WIESBADEN (25. Juli 2013). „In die Herzkammern der deutschen Romantik hineinlauschen“, will das Programm „Nachtwache“, das Dirigent Thomas Hengelbrock mit dem Balthasar-Neumann-Chor und Schauspielerin Johanna Wokalek jüngst auch für CD produziert hat. Das Rheingau Musik Festival bot den Künstlern nun die Bühne, um ebendies Ereignis werden zu lassen.

Als sich die musikalischen und poetischen Ausläufer der Romantik am Beginn des 20. Jahrhunderts stilistisch brachen, war von dem erst im Jahr 1908 begonnenen Sakralbau der Lutherkirche noch nichts zu sehen. Dennoch hätte das Rheingau Musik Festival kaum einen passenderen Aufführungsort für seine „Romantische Chornacht“ wählen können: Mit seinem im Jugendstil gehaltenen Dekor lädt das Gotteshaus zum Träumen, Sehnen und Schwärmen ein. Und was anderes lag den Dichtern und Komponisten der besungenen und besprochenen Epoche anderes am Herzen?

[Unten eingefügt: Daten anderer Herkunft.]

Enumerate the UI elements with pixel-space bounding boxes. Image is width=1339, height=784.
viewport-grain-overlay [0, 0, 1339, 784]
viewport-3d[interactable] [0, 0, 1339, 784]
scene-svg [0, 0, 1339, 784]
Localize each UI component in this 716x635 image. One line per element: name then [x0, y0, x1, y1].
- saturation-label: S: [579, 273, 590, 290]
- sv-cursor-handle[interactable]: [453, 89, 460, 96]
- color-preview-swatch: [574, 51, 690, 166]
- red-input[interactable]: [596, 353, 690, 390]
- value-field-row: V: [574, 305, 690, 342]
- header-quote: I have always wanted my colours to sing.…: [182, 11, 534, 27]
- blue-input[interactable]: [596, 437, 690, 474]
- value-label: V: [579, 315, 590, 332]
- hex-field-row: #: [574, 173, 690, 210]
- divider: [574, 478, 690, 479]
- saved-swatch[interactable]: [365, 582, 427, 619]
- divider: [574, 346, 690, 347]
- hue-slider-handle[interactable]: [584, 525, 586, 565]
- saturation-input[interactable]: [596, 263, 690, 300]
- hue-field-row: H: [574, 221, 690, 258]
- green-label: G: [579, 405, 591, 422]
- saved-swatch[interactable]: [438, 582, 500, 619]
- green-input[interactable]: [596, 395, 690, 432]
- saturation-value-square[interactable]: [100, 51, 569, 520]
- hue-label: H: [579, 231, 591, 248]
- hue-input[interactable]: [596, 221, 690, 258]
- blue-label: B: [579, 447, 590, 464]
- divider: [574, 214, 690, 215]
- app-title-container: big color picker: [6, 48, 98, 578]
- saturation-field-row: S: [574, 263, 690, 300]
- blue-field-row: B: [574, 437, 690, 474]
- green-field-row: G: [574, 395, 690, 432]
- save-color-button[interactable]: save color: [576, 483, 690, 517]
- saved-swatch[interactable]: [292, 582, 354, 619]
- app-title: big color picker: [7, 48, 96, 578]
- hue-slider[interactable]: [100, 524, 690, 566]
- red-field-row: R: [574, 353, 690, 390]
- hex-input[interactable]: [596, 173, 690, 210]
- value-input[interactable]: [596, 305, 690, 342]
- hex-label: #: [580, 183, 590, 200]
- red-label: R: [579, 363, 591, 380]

Der Beginn gehört dem gesprochenen Wort: Wokalek liest Joseph von Eichendorffs „Mondnacht“, spricht von Blütenschimmer und leise rauschenden Wäldern: „Und meine Seele spannte / weit ihre Flügel aus, / flog durch die stillen Lande, / als flöge sie nach Haus.“ Bekannte und unbekannte Texte durchwirken die Vokalwerke, binden sie, illustrieren sie und werden von ihnen untermalt.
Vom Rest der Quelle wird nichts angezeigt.